Popolare Bari: il presidente Jacobini non lascia, niente svolta in assemblea
Marco Jacobini non molla la poltrona di presidente della Banca Popolare di Bari. E’ questa la sorpresa che arriva dalla delicata assemblea di ieri che ha visto i soci approvare la perdita monstre di 420 milioni di euro con cui si è chiuso il bilancio 2018.
Jacobini resta: vediamo cosa succede, non sono incollato alla poltrona
L’assemblea ha eletto i sei nuovi consiglieri di amministrazione. Il presidente Marco Jacobini, la cui famiglia è da sempre alla guida dell’istituto pugliese, ha replicato alle ipotesi di dimissioni, affermando: “ci sono, resto”. Le dimissioni potrebbero arrivare nei prossimi giorni e lo fa capire lo stesso Jacobini: “Vediamo che accade. Certo non resto incollato alla poltrona”. “A questo punto può accadere di tutto”, spiega una fonte della banca riportata da Repubblica e che fa notare come sei undicesimi del nuovo cda rappresenti comunque una discontinuità con il passato.

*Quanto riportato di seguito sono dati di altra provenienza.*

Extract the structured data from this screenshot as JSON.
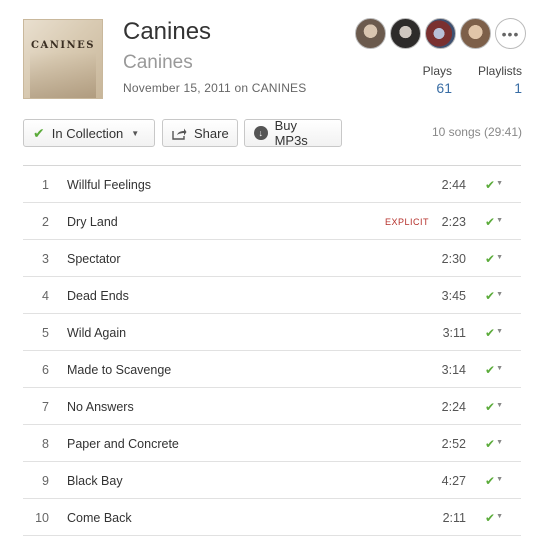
{
  "album": {
    "art_text": "CANINES",
    "title": "Canines",
    "artist": "Canines",
    "release_line": "November 15, 2011 on CANINES"
  },
  "avatars": {
    "more_label": "•••"
  },
  "stats": {
    "plays_label": "Plays",
    "plays_value": "61",
    "playlists_label": "Playlists",
    "playlists_value": "1"
  },
  "toolbar": {
    "collection_label": "In Collection",
    "share_label": "Share",
    "buy_label": "Buy MP3s",
    "song_count": "10 songs (29:41)"
  },
  "icons": {
    "check": "check-icon",
    "share": "share-icon",
    "download": "download-icon",
    "caret": "caret-down-icon"
  },
  "colors": {
    "accent_green": "#5bab3a",
    "link_blue": "#3a6ea5",
    "explicit_red": "#b5302b"
  },
  "tracks": [
    {
      "num": "1",
      "name": "Willful Feelings",
      "explicit": "",
      "duration": "2:44"
    },
    {
      "num": "2",
      "name": "Dry Land",
      "explicit": "EXPLICIT",
      "duration": "2:23"
    },
    {
      "num": "3",
      "name": "Spectator",
      "explicit": "",
      "duration": "2:30"
    },
    {
      "num": "4",
      "name": "Dead Ends",
      "explicit": "",
      "duration": "3:45"
    },
    {
      "num": "5",
      "name": "Wild Again",
      "explicit": "",
      "duration": "3:11"
    },
    {
      "num": "6",
      "name": "Made to Scavenge",
      "explicit": "",
      "duration": "3:14"
    },
    {
      "num": "7",
      "name": "No Answers",
      "explicit": "",
      "duration": "2:24"
    },
    {
      "num": "8",
      "name": "Paper and Concrete",
      "explicit": "",
      "duration": "2:52"
    },
    {
      "num": "9",
      "name": "Black Bay",
      "explicit": "",
      "duration": "4:27"
    },
    {
      "num": "10",
      "name": "Come Back",
      "explicit": "",
      "duration": "2:11"
    }
  ]
}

Un passo indietro di Jacobini che sarebbe caldeggiato anche all’interno della famiglia Jacobini dal figlio Luigi con accanto l’amministratore delegato Vincenzo De Bustis.
L’Assemblea degli azionisti di Pop Bari ha approvato quasi all’unanimità il bilancio 2018 che vede il patrimonio netto scendere del 54% inferiore all’anno precedente. Per fronteggiare le perdite, il Cda di Popolare di Bari ha – si legge nella nota relativa al bilancio di esercizio, “delineato una serie di iniziative strategiche che si innestano nel quadro del nuovo Piano industriale 2019-2023 approvato a gennaio 2019” e che prevedono principalmente due operazioni da realizzare entro l’anno: la ‘cartolarizzazione sintetica tranched covered su portafogli di crediti in bonis’ e la ‘cessione della partecipazione di controllo nella Cassa di Risparmio di Orvieto’.
Adesso per la Pop Bari si guarda al pelicato percorso verso un’aggregazione. L’emendamento ‘Salva Bari’ al Decreto Crescita prevede un’agevolazione fiscale volta a incentivare le aggregazioni bancarie nel Mezzogiorno. L’emendamento consente di trasformare le Dta (deferred tax asset, crediti fiscali differiti) in crediti d’imposta in caso di aggregazioni. Il tetto è stato fissato a 500 milioni di euro. I crediti d’imposta sono computabili ai fini del calcolo del Cet1, il principale parametro di solidità di una banca.